Alvin si domandò come facesse Khedron a sapere delle sue precedenti visite, ma subito abbandonò il pensiero. Diaspar era piena di occhi, di orecchie, e di altri più sottili sensi che tenevano la città informata su quanto avveniva all’interno. Chiunque, sufficientemente interessato, avrebbe potuto trovare il modo di mettersi in collegamento con uno di questi canali.
«Ammesso che si tratti di un avvenimento fuori dell’ordinario, come mai ti interessa?»
«Mi interessa perché l’originalità è la mia prerogativa. Ti ho notato da molto tempo. Sapevo che un giorno ci saremmo incontrati. Sono unico anch’io, in un certo senso. Non come te, questa non è la mia prima vita. Io sono già entrato e uscito migliaia di volte dalla Sala della Creazione, ma alle origini fui scelto come Buffone, e a Diaspar non rinasce mai più di un Buffone alla volta. La gente pensa che uno sia anche troppo.»
Il tono ironico di Khedron sconcertò Alvin. Non era molto educato rivolgere domande personali, ma in fin dei conti era stato Khedron a toccare l’argomento.
«Scusa la mia ignoranza, ma chi è e cosa fa un Buffone?»
«Mi chiedi «cosa» fa» ribatté Khedron. «Dovrò prima spiegarti «perché»
esiste. È una storia lunga, ma forse ti interesserà.»
«Tutto mi interessa» assicurò Alvin con calore.
«Benissimo. Gli uomini che idearono Diaspar, se sono stati degli uomini, e a volte ne dubito, si trovarono a dover risolvere un problema incredibilmente complesso. Diaspar, come sai, non è soltanto una macchina, è un organismo vivente e immortale. Noi siamo così abituati alla società in cui viviamo da non renderci conto di quanto sarebbe sembrata strana ai nostri progenitori. Il nostro mondo è piccolo e limitato, e non cambia mai se non in alcuni dettagli trascurabili. La sua stabilità è perfetta. Questo mondo è durato più a lungo di tutto il resto della storia dell’umanità, eppure in quella storia sono esistite, o almeno così si crede, infinite migliaia di culture e di civiltà che duravano per un certo tempo e poi tramontavano.

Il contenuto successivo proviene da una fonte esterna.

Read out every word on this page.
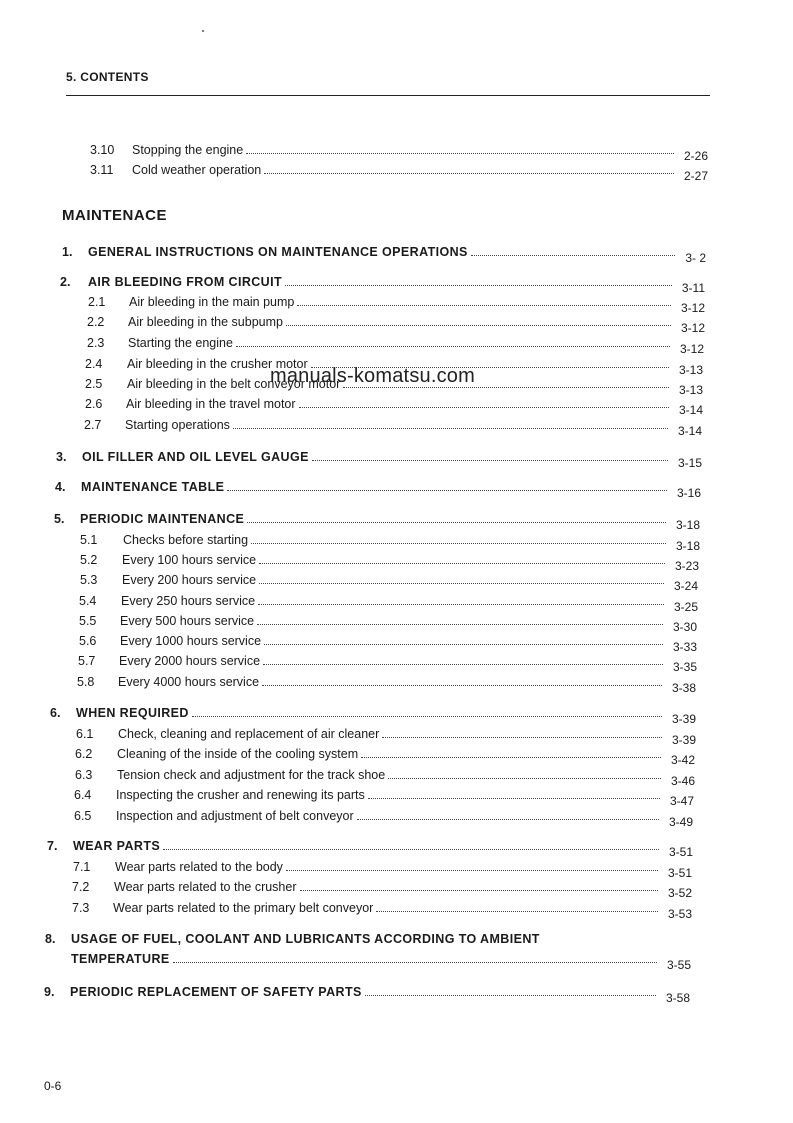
5. CONTENTS
3.10	Stopping the engine	2-26
3.11	Cold weather operation	2-27
MAINTENACE
1.	GENERAL INSTRUCTIONS ON MAINTENANCE OPERATIONS	3- 2
2.	AIR BLEEDING FROM CIRCUIT	3-11
2.1	Air bleeding in the main pump	3-12
2.2	Air bleeding in the subpump	3-12
2.3	Starting the engine	3-12
2.4	Air bleeding in the crusher motor	3-13
2.5	Air bleeding in the belt conveyor motor	3-13
2.6	Air bleeding in the travel motor	3-14
2.7	Starting operations	3-14
3.	OIL FILLER AND OIL LEVEL GAUGE	3-15
4.	MAINTENANCE TABLE	3-16
5.	PERIODIC MAINTENANCE	3-18
5.1	Checks before starting	3-18
5.2	Every 100 hours service	3-23
5.3	Every 200 hours service	3-24
5.4	Every 250 hours service	3-25
5.5	Every 500 hours service	3-30
5.6	Every 1000 hours service	3-33
5.7	Every 2000 hours service	3-35
5.8	Every 4000 hours service	3-38
6.	WHEN REQUIRED	3-39
6.1	Check, cleaning and replacement of air cleaner	3-39
6.2	Cleaning of the inside of the cooling system	3-42
6.3	Tension check and adjustment for the track shoe	3-46
6.4	Inspecting the crusher and renewing its parts	3-47
6.5	Inspection and adjustment of belt conveyor	3-49
7.	WEAR PARTS	3-51
7.1	Wear parts related to the body	3-51
7.2	Wear parts related to the crusher	3-52
7.3	Wear parts related to the primary belt conveyor	3-53
8.	USAGE OF FUEL, COOLANT AND LUBRICANTS ACCORDING TO AMBIENT
TEMPERATURE	3-55
9.	PERIODIC REPLACEMENT OF SAFETY PARTS	3-58
manuals-komatsu.com
0-6
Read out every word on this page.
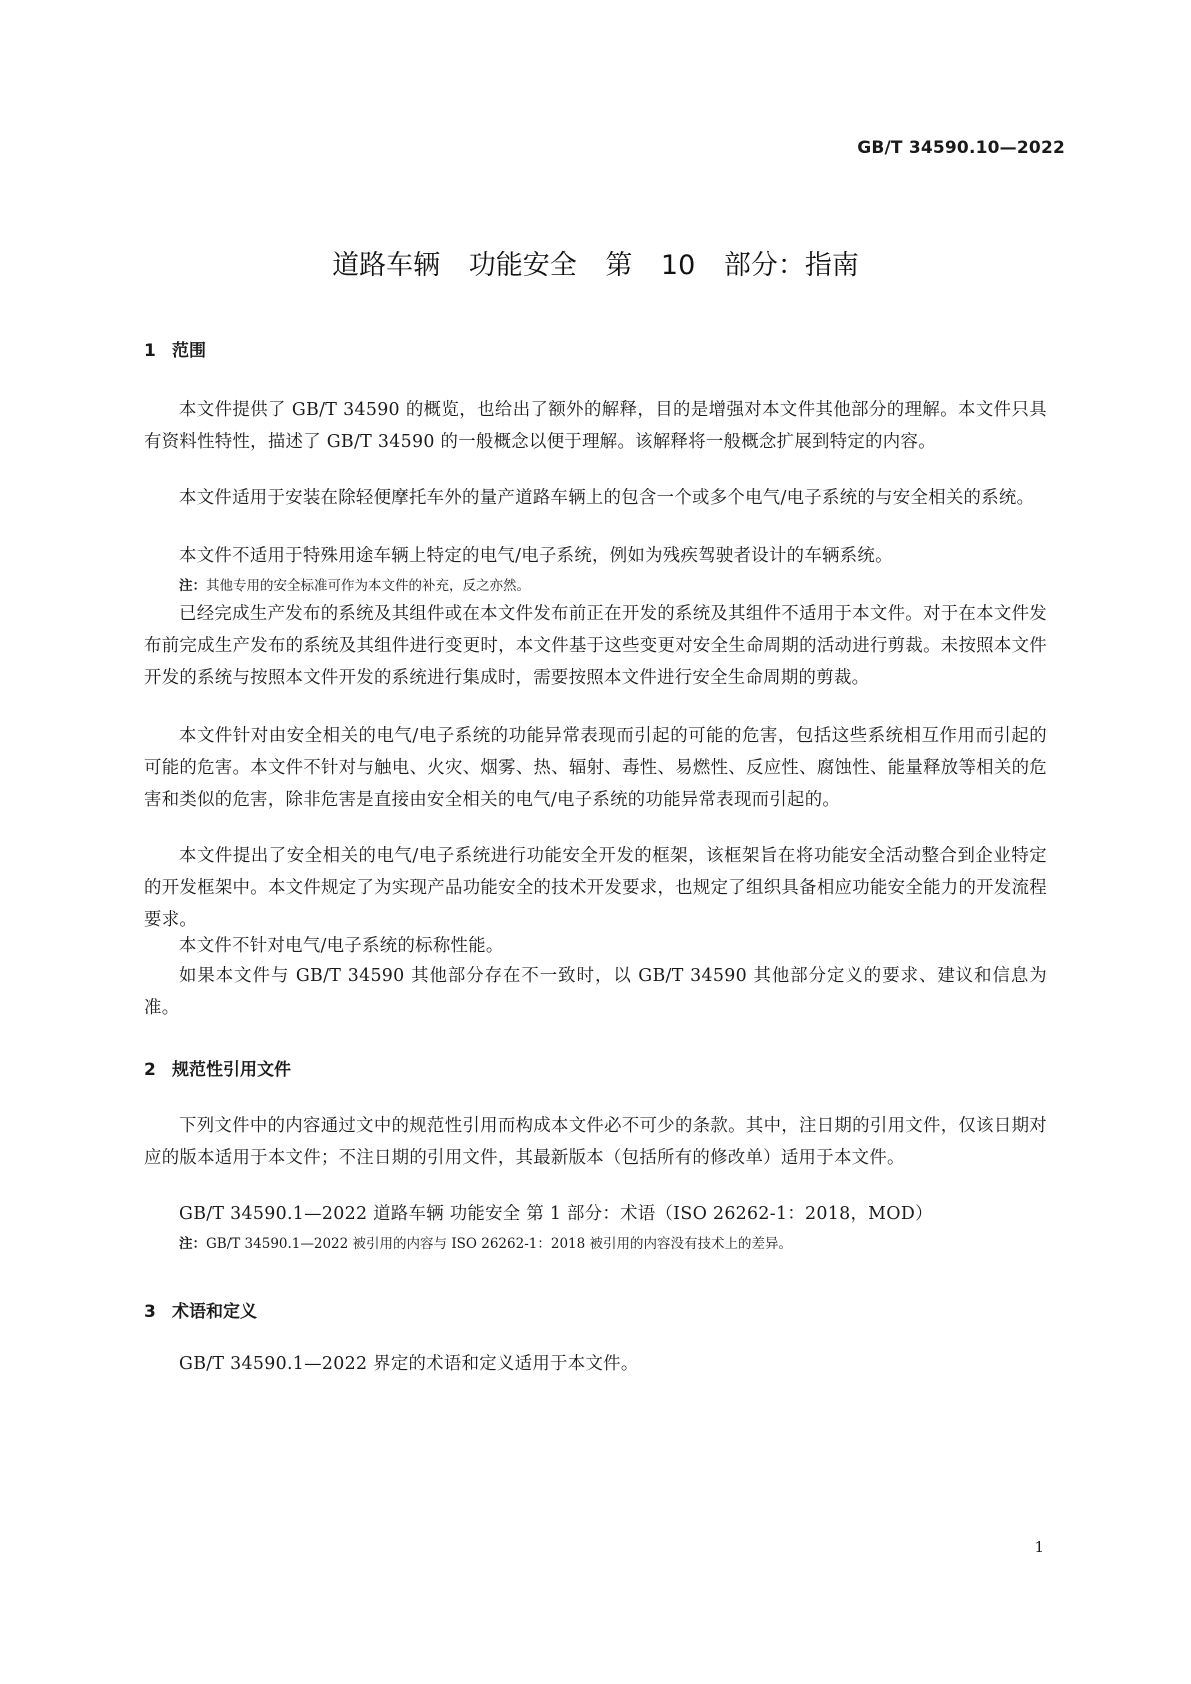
GB/T 34590.10—2022
道路车辆 功能安全 第 10 部分：指南
1 范围
本文件提供了 GB/T 34590 的概览，也给出了额外的解释，目的是增强对本文件其他部分的理解。本文件只具有资料性特性，描述了 GB/T 34590 的一般概念以便于理解。该解释将一般概念扩展到特定的内容。
本文件适用于安装在除轻便摩托车外的量产道路车辆上的包含一个或多个电气/电子系统的与安全相关的系统。
本文件不适用于特殊用途车辆上特定的电气/电子系统，例如为残疾驾驶者设计的车辆系统。
注：其他专用的安全标准可作为本文件的补充，反之亦然。
已经完成生产发布的系统及其组件或在本文件发布前正在开发的系统及其组件不适用于本文件。对于在本文件发布前完成生产发布的系统及其组件进行变更时，本文件基于这些变更对安全生命周期的活动进行剪裁。未按照本文件开发的系统与按照本文件开发的系统进行集成时，需要按照本文件进行安全生命周期的剪裁。
本文件针对由安全相关的电气/电子系统的功能异常表现而引起的可能的危害，包括这些系统相互作用而引起的可能的危害。本文件不针对与触电、火灾、烟雾、热、辐射、毒性、易燃性、反应性、腐蚀性、能量释放等相关的危害和类似的危害，除非危害是直接由安全相关的电气/电子系统的功能异常表现而引起的。
本文件提出了安全相关的电气/电子系统进行功能安全开发的框架，该框架旨在将功能安全活动整合到企业特定的开发框架中。本文件规定了为实现产品功能安全的技术开发要求，也规定了组织具备相应功能安全能力的开发流程要求。
本文件不针对电气/电子系统的标称性能。
如果本文件与 GB/T 34590 其他部分存在不一致时，以 GB/T 34590 其他部分定义的要求、建议和信息为准。
2 规范性引用文件
下列文件中的内容通过文中的规范性引用而构成本文件必不可少的条款。其中，注日期的引用文件，仅该日期对应的版本适用于本文件；不注日期的引用文件，其最新版本（包括所有的修改单）适用于本文件。
GB/T 34590.1—2022 道路车辆 功能安全 第 1 部分：术语（ISO 26262-1：2018，MOD）
注：GB/T 34590.1—2022 被引用的内容与 ISO 26262-1：2018 被引用的内容没有技术上的差异。
3 术语和定义
GB/T 34590.1—2022 界定的术语和定义适用于本文件。
1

Come ha potuto Diaspar raggiungere una così straordinaria stabilità?»
Alvin era meravigliato che qualcuno potesse porsi una domanda tanto semplice, e la sua speranza di imparare qualcosa di nuovo si affievolì.
«Grazie alle Banche Memoria, si capisce» replicò. «Diaspar si compone sempre della stessa gente, anche se i gruppi si alternano.»
Khedron scosse la testa.
«Questa è solo una piccola parte della risposta. Pur disponendo degli stessi individui, si possono creare sistemi sociali completamente diversi.
Non posso provartelo e non ho un esempio diretto, ma ne sono certissimo.
I creatori della città non solo fissarono quale avrebbe dovuto essere la popolazione, ma fissarono anche le leggi che ne avrebbero regolato la condotta. Noi non ci rendiamo conto dell’esistenza di queste leggi, eppure obbediamo a esse. Diaspar è una cultura congelata, che può cambiare solo entro stretti limiti. Le Banche Memoria conservano molte altre cose oltre gli schemi dei nostri corpi e delle nostre responsabilità. Conservano l’immagine stessa della città, mantenendone rigido ogni atomo a dispetto di qualsiasi cambiamento che il Tempo potrebbe portare. Guarda questo pavimento! Esiste da milioni di anni ed è stato calpestato da innumerevoli piedi. Mostra forse qualche segno di vecchiaia? La materia, per quanto dura, avrebbe dovuto consumarsi già da moltissimo tempo. Ma finché esisterà la forza che alimenta le Banche Memoria e finché le matrici conservate nelle Banche potranno esercitare un controllo sugli schemi della città, la struttura fisica di Diaspar non cambierà mai.»
«Ci sono stati dei cambiamenti» protestò Alvin. «Da quando esiste la città molti edifici sono stati abbattuti e altri ne sono sorti al loro posto.»